Neyse ki, ümmetin Ebubekirleri de vardı. 

Hem de "sıddık" olan Ebubekir'i. 

Tam teslim olmuş olanı yani. 

Bilal'in diyetini tereddütsüz üstlenip, onun tutsak olan bedenini özgür olan ruhuna hediye etmişti.

Özgürdü artık Bilal. 

Sen ne güzelmişsin Ey İslam! diyordu. 

Ebubekir'i bana ram ettin, emektar yaptın, hizmetkar eyledin, dertdar kıldın.

Sonra kızgın çöllerden kalkıp sıra Bedir'e geldiğinde, bedenini tutsak eden o küfrün başını da, 

Allah, Bilal'e ikram edecekti. 

Teslim olana Allah'ın lütfu çoktur. 

Teslim olmayanın ise boynunda bukağılar vardır. 

Zaman artık Bilal'i, Kabe'nin duvarlarına tırmanıp ümmetin "hürriyet marşını" gürlemesine gelmişti.

Ümmet, hürriyet marşını ilk ondan dinlemişti. 

Kainat, Bilal'in ağzından "Şehadet ederim ki, Allah'tan başka İlah yoktur. Yine şehadet ederim ki Muhammed(as) O'nun kulu ve elçisidir." haykırışıyla inliyordu. 

Bir özgürlük muştusuydu bu. 

Köleler özgürleşmişti artık. 

Efendilerine kardeş olmuşlardı. 

Hepsi aynı yolun yoldaşları olmuşlardı. 

Rengin, dilin, ırkın, makamın farkı yoktu artık. 

Sadece Allah'ın kulları olan güzel bir "KARDEŞLİK" vardı.!!

Bugün de George Floyd var. 

Amerika'nın siyah derilisi. 

O da "nefes alamıyorum" diyordu. 

Nefesini kesen Beyaz Adam'a yalvarıyordu. 

Beyaz Adam'ın elleri cebindeydi. 

Kibrin duruşunu resmediyordu sanki. 

Bu, en basit halim bile senden üstündür duruşuydu. 

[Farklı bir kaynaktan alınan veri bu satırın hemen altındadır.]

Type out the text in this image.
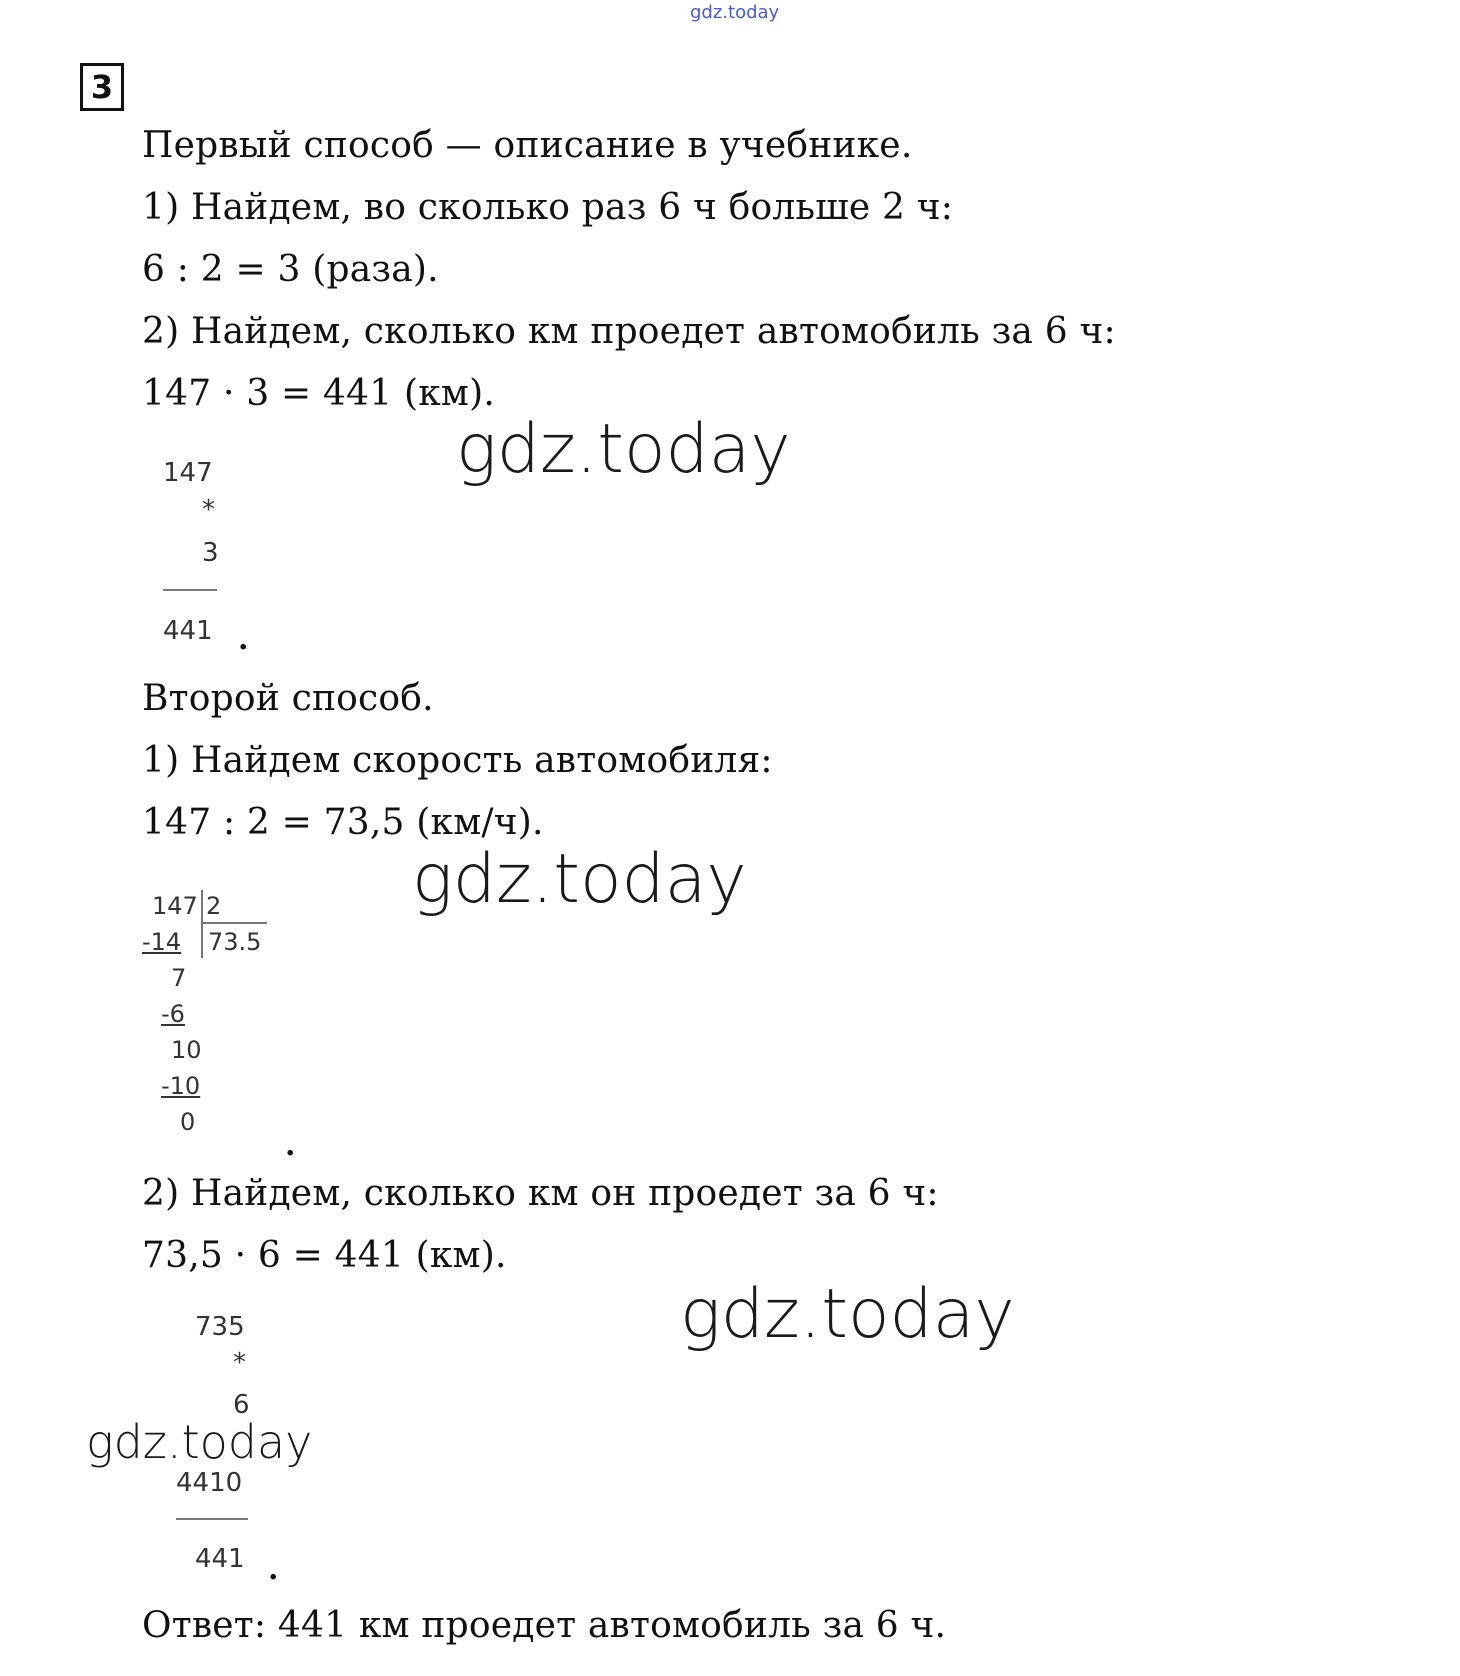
gdz.today
3
Первый способ — описание в учебнике.
1) Найдем, во сколько раз 6 ч больше 2 ч:
6 : 2 = 3 (раза).
2) Найдем, сколько км проедет автомобиль за 6 ч:
147 · 3 = 441 (км).
147
*
3
441 .
Второй способ.
1) Найдем скорость автомобиля:
147 : 2 = 73,5 (км/ч).
147 2
73.5
-14
7
-6
10
-10
0
.
2) Найдем, сколько км он проедет за 6 ч:
73,5 · 6 = 441 (км).
735
*
6
4410
441 .
Ответ: 441 км проедет автомобиль за 6 ч.
gdz.today
gdz.today
gdz.today
gdz.today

Aslında Beyaz Adam hiç değişmemişti.

Bilal'in nefesini kesen Beyaz Adam'ın ruhu neyse bugünün Beyaz Adam'ının ruhu da oydu. 

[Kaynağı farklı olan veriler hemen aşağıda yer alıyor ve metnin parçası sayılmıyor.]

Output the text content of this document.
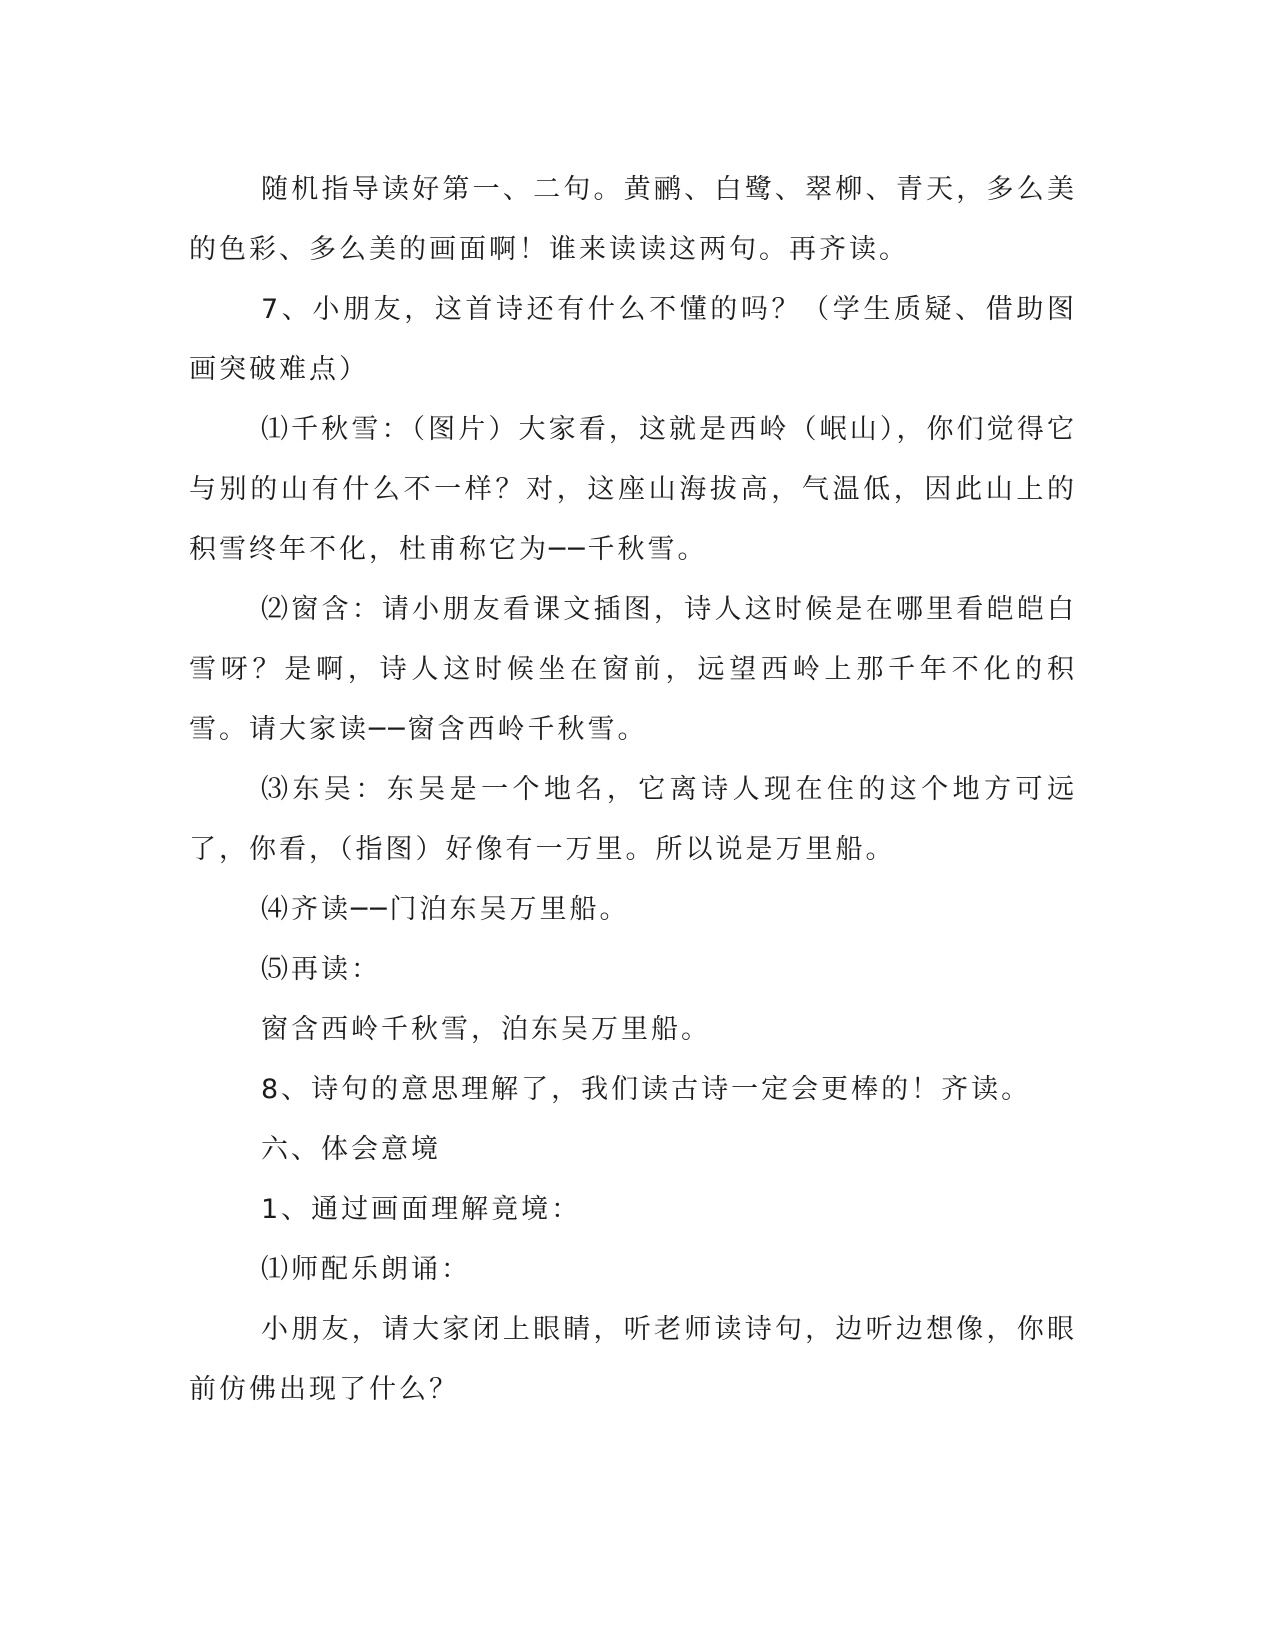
随机指导读好第一、二句。黄鹂、白鹭、翠柳、青天，多么美的色彩、多么美的画面啊！谁来读读这两句。再齐读。

7、小朋友，这首诗还有什么不懂的吗？（学生质疑、借助图画突破难点）

⑴千秋雪：（图片）大家看，这就是西岭（岷山），你们觉得它与别的山有什么不一样？对，这座山海拔高，气温低，因此山上的积雪终年不化，杜甫称它为──千秋雪。

⑵窗含：请小朋友看课文插图，诗人这时候是在哪里看皑皑白雪呀？是啊，诗人这时候坐在窗前，远望西岭上那千年不化的积雪。请大家读──窗含西岭千秋雪。

⑶东吴：东吴是一个地名，它离诗人现在住的这个地方可远了，你看，（指图）好像有一万里。所以说是万里船。

⑷齐读──门泊东吴万里船。

⑸再读：

窗含西岭千秋雪，泊东吴万里船。

8、诗句的意思理解了，我们读古诗一定会更棒的！齐读。

六、体会意境

1、通过画面理解竟境：

⑴师配乐朗诵：

小朋友，请大家闭上眼睛，听老师读诗句，边听边想像，你眼前仿佛出现了什么？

Bunu birbirlerine vasiyet mi ettiler, yoksa ruhunu Şeytan'a adayanların ortak özelliği bu muydu? 

Ruhları hep aynı karanlıkta idi.

Beyaz Adam hiç duymuyordu, duymak istemiyordu George Floyd'un çığlığını. 

Belki de o an düşünmüştü, Floyd. 

Hiç bilmediği, hiç duymadığı, hiç tanımadığı bir Ebubekir'in çıkıp kendisini azad etmesini nasıl da arzu etmiştir. 

Belki George Floyd'a iman henüz ulaşmamıştı.

Ruhu özgür değildi. 

Fakat ne olursa olsun bedenler özgür olmalıydı. 
Tutsaklık insanın yaratılışına aykırıdır.

İnsanlar hür iradeleriyle tercihlerini sunmalıydılar. 

Oysa ortada ne hür irade ne de o iradeye saygı duyan insanlığın hoşgörüsü kalmıştı. 

Ah George Floyd ah! 

Ne biz Ebubekir olabildik, ne de Beyaz Adam'da merhametin kırıntısı kalmıştı. 

Doğrusu biz Ebubekir olamadığımız için sen Beyaz Adam'a kurban oldun. 

Senin nefessiz kalman bizim Ebubekir olmayışımızdan dolayıydı. 

Aslında Ebubekir bir Medeniyettir. 

Evet, Ebubekir bizim medeniyetimizin temsilidir. 

Özgürleştiren, azad eden, kibirlenmeyen, herkesi kendisine kardeş yapan, merhamet eden, paylaşan, insanların acılarını-yaralarını saran, açları doyuran, esirlere seve seve yemek yediren, yaşatan, ayakta tutan, doğruluktan şaşmayan, kısacası kula kul değil yalnızca Allah'a kul olan bir medeniyetin resmidir Ebubekir. 

Ebubekir'in medeniyeti böyleydi. 

Ebubekir'in medeniyetinde Bilaller hiç nefessiz kalır mı? Kalmazdı. 

Oysa Ebubekir bu medeniyeti bize miras bırakmıştı. Fakat biz sonradan mirasyedi bir ümmet olduk.

Güçlüler zayıfları, zalimler mazlumları her gün nefessiz bırakır. Ne nefes olabildik mazlumlara ne de onların diyetlerini ödeyecek bir yüreğimiz var. 

Haktır ki, insanlığın yaşadığı zulmün hesabı, vurdumduymaz ve sorumsuz Müslümanlardan da sorulacaktır. 

Ah Kara Adam ah! 

Affet bizi.

Belki sen bir Bilal olabilirdin ama biz hiç bir zaman Ebubekir olamadık.

Acımız, acziyetimiz senden büyüktür.